Predicting the pathways of DNA origami folding with a new mesoscopic model

DNA origami exploits the specific base pairing of DNA to fabricate intricate and dynamic nanostructures. In this method, single-stranded oligonucleotides (staples) are designed to collectively hybridize with a single long strand (scaffold), folding it into a target shape. Despite its centrality to DNA origami, the folding process remains poorly understood. Previously, we introduced a mesoscopic model that captures the entire folding process, from freely floating strands to the eventual product. The model coarse grains DNA to 8 base pairs per bead, integrates motion with Brownian dynamics, and uses switchable force fields to enact changes in DNA mechanical properties upon hybridization and dehybridization. Here, we present a significantly more efficient implementation of the model that enables longer timescales, larger origamis, and more realistic concentrations.
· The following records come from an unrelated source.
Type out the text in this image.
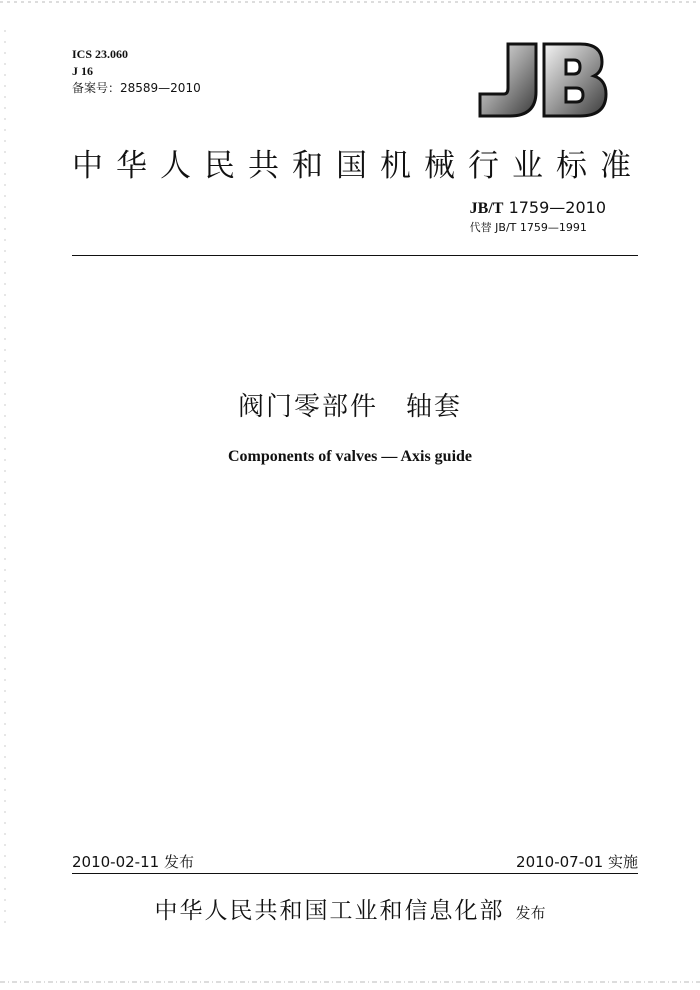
ICS 23.060
J 16
备案号：28589—2010
中华人民共和国机械行业标准
JB/T 1759—2010
代替 JB/T 1759—1991
阀门零部件　轴套
Components of valves — Axis guide
2010-02-11 发布	2010-07-01 实施
中华人民共和国工业和信息化部 发布
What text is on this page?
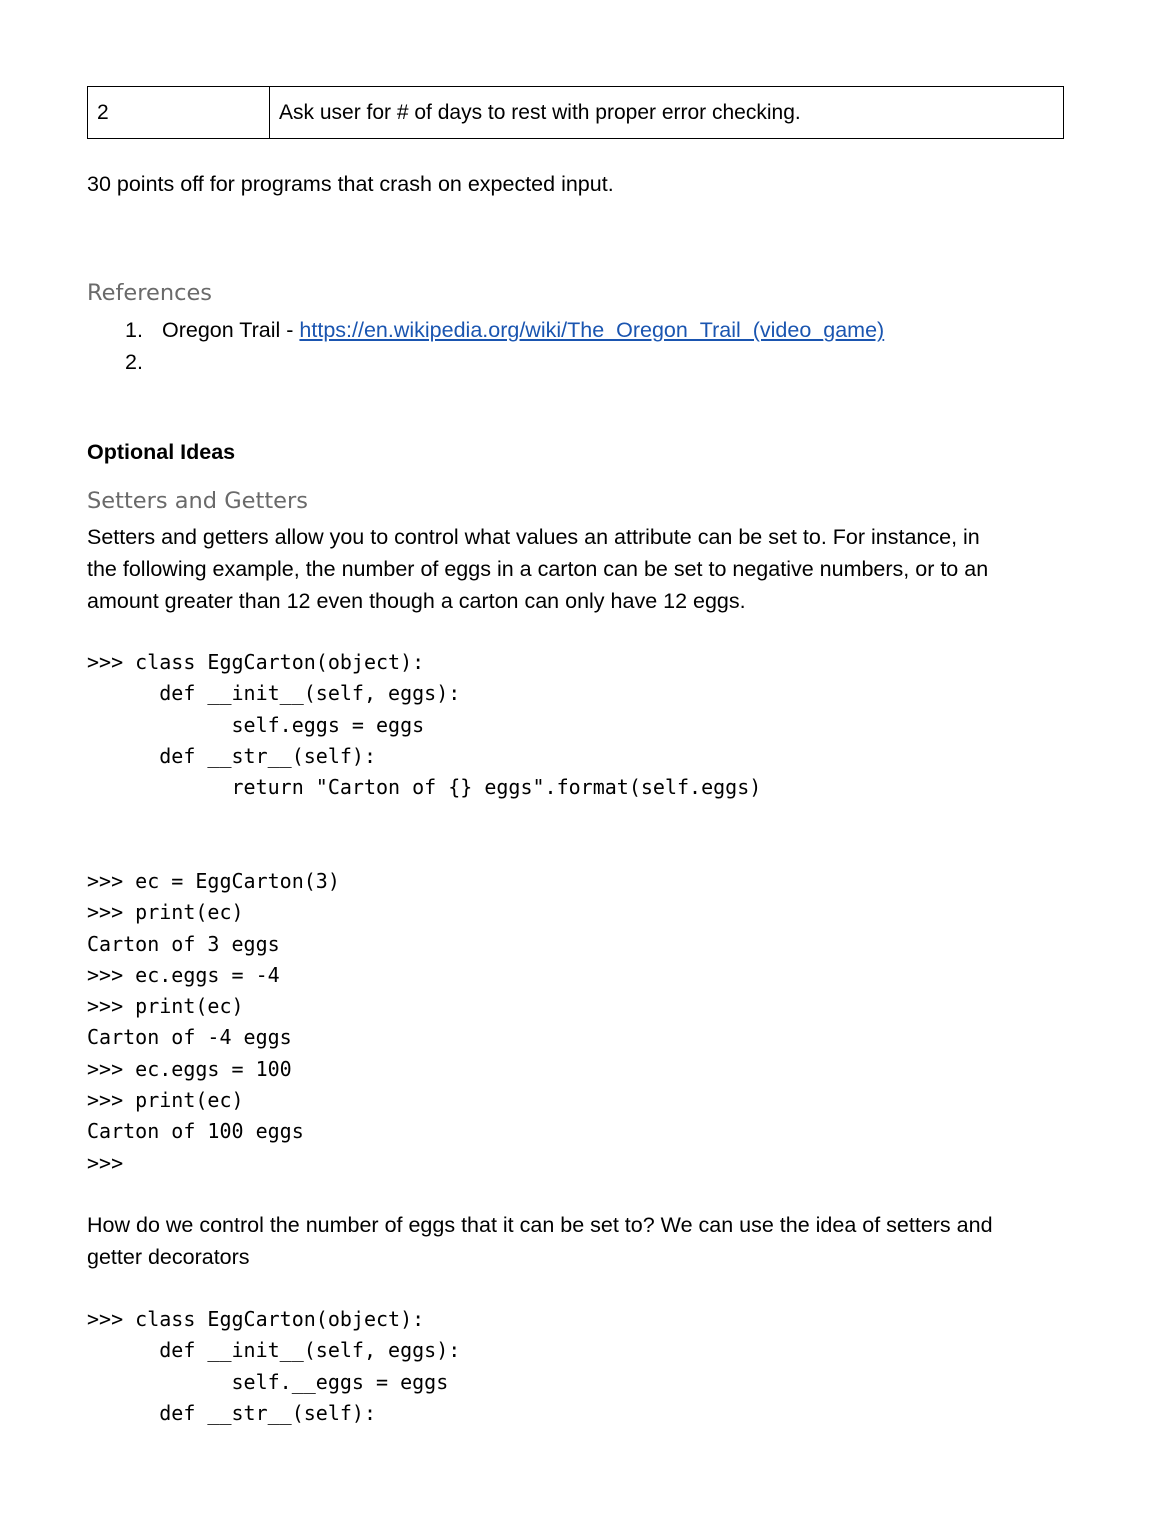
2	Ask user for # of days to rest with proper error checking.
30 points off for programs that crash on expected input.
References
1. Oregon Trail - https://en.wikipedia.org/wiki/The_Oregon_Trail_(video_game)
2.
Optional Ideas
Setters and Getters
Setters and getters allow you to control what values an attribute can be set to. For instance, in
the following example, the number of eggs in a carton can be set to negative numbers, or to an
amount greater than 12 even though a carton can only have 12 eggs.
>>> class EggCarton(object):
def __init__(self, eggs):
self.eggs = eggs
def __str__(self):
return "Carton of {} eggs".format(self.eggs)
>>> ec = EggCarton(3)
>>> print(ec)
Carton of 3 eggs
>>> ec.eggs = -4
>>> print(ec)
Carton of -4 eggs
>>> ec.eggs = 100
>>> print(ec)
Carton of 100 eggs
>>>
How do we control the number of eggs that it can be set to? We can use the idea of setters and
getter decorators
>>> class EggCarton(object):
def __init__(self, eggs):
self.__eggs = eggs
def __str__(self):
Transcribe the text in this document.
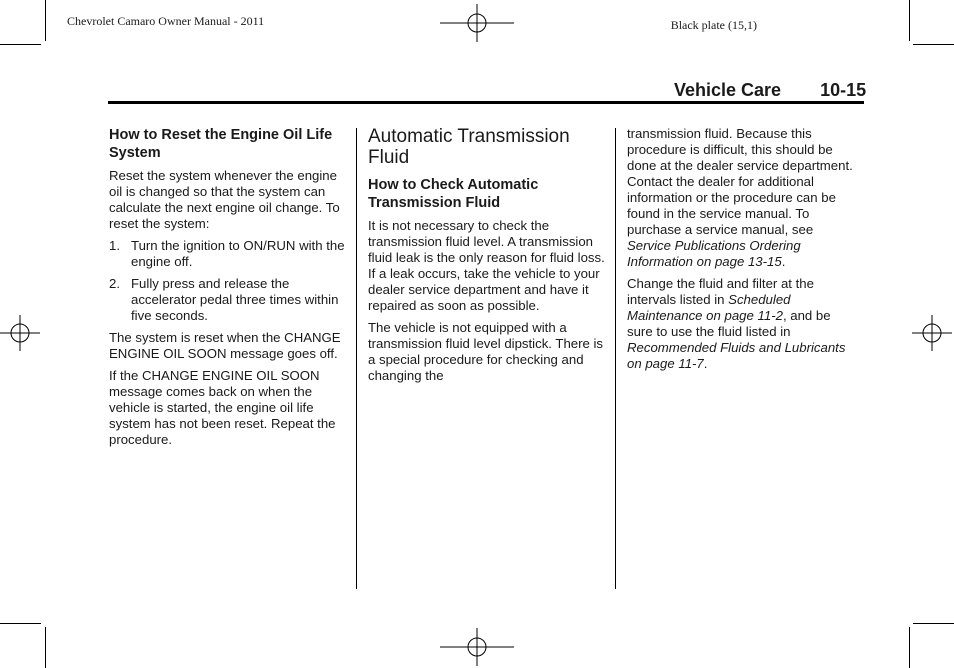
Chevrolet Camaro Owner Manual - 2011	Black plate (15,1)
Vehicle Care 10-15
How to Reset the Engine Oil Life System

Reset the system whenever the engine oil is changed so that the system can calculate the next engine oil change. To reset the system:

1. Turn the ignition to ON/RUN with the engine off.
2. Fully press and release the accelerator pedal three times within five seconds.

The system is reset when the CHANGE ENGINE OIL SOON message goes off.

If the CHANGE ENGINE OIL SOON message comes back on when the vehicle is started, the engine oil life system has not been reset. Repeat the procedure.

Automatic Transmission Fluid
How to Check Automatic Transmission Fluid

It is not necessary to check the transmission fluid level. A transmission fluid leak is the only reason for fluid loss. If a leak occurs, take the vehicle to your dealer service department and have it repaired as soon as possible.

The vehicle is not equipped with a transmission fluid level dipstick. There is a special procedure for checking and changing the

transmission fluid. Because this procedure is difficult, this should be done at the dealer service department. Contact the dealer for additional information or the procedure can be found in the service manual. To purchase a service manual, see Service Publications Ordering Information on page 13-15.

Change the fluid and filter at the intervals listed in Scheduled Maintenance on page 11-2, and be sure to use the fluid listed in Recommended Fluids and Lubricants on page 11-7.
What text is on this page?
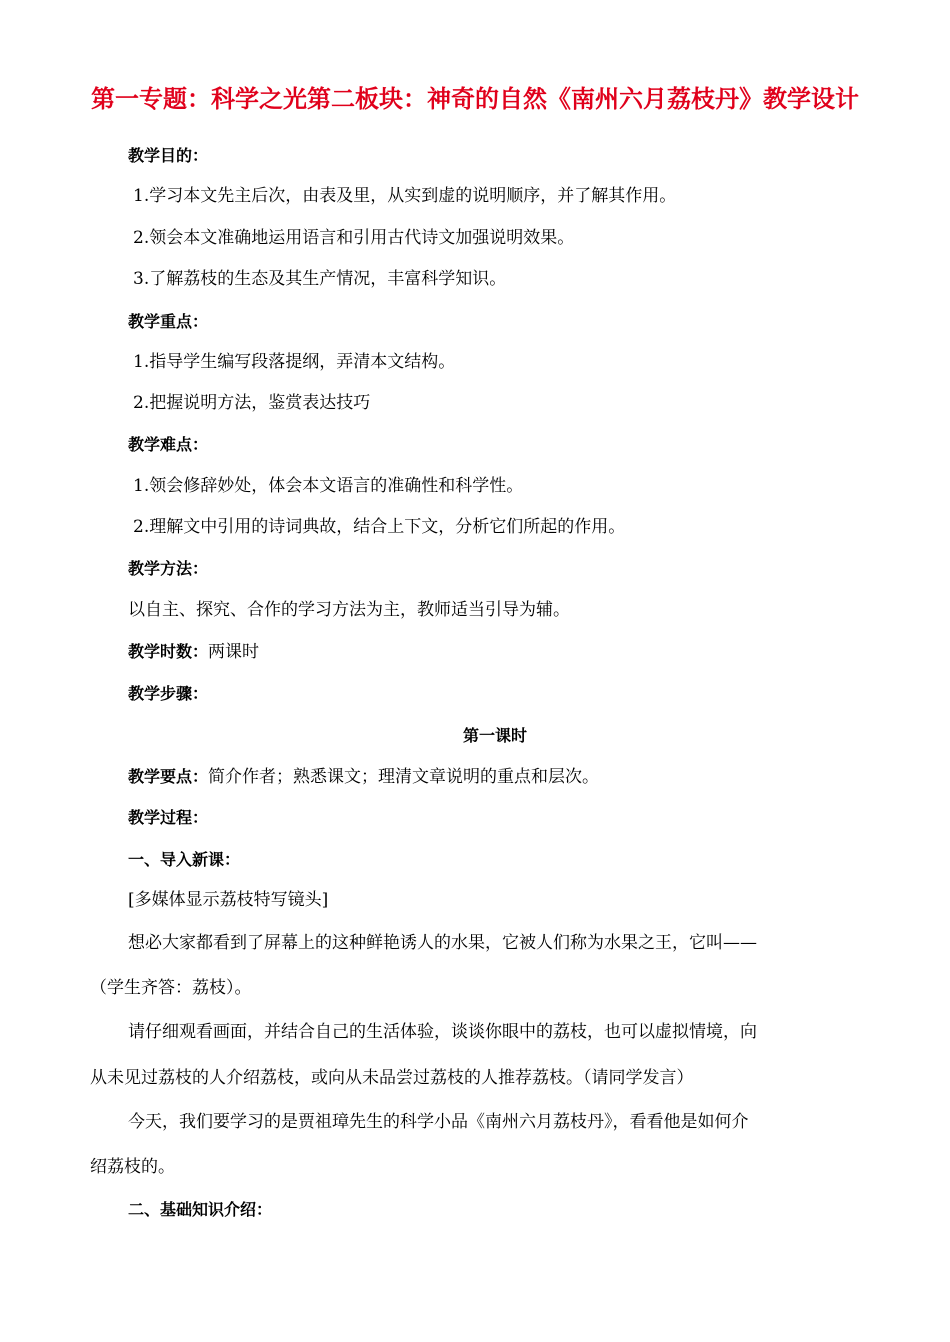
第一专题：科学之光第二板块：神奇的自然《南州六月荔枝丹》教学设计
教学目的：
1.学习本文先主后次，由表及里，从实到虚的说明顺序，并了解其作用。
2.领会本文准确地运用语言和引用古代诗文加强说明效果。
3.了解荔枝的生态及其生产情况，丰富科学知识。
教学重点：
1.指导学生编写段落提纲，弄清本文结构。
2.把握说明方法，鉴赏表达技巧
教学难点：
1.领会修辞妙处，体会本文语言的准确性和科学性。
2.理解文中引用的诗词典故，结合上下文，分析它们所起的作用。
教学方法：
以自主、探究、合作的学习方法为主，教师适当引导为辅。
教学时数：两课时
教学步骤：
第一课时
教学要点：简介作者；熟悉课文；理清文章说明的重点和层次。
教学过程：
一、导入新课：
[多媒体显示荔枝特写镜头]
想必大家都看到了屏幕上的这种鲜艳诱人的水果，它被人们称为水果之王，它叫——
（学生齐答：荔枝）。
请仔细观看画面，并结合自己的生活体验，谈谈你眼中的荔枝，也可以虚拟情境，向
从未见过荔枝的人介绍荔枝，或向从未品尝过荔枝的人推荐荔枝。（请同学发言）
今天，我们要学习的是贾祖璋先生的科学小品《南州六月荔枝丹》，看看他是如何介
绍荔枝的。
二、基础知识介绍：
Furthermore, it supports new conditions such as multiple staple copies, sequence-dependent binding, and temperature annealing. Using these capabilities, we simulated several large and complex DNA origami, observing the pathways through which each design tends to misfold. Moreover, we analyzed assembly kinetics, product crystallinity, and staple hybridization times to uncover relationships between origami design, product quality, and yield. These findings demonstrate the model's ability to reveal key features of DNA origami self-assembly and predict folding quality for specific designs.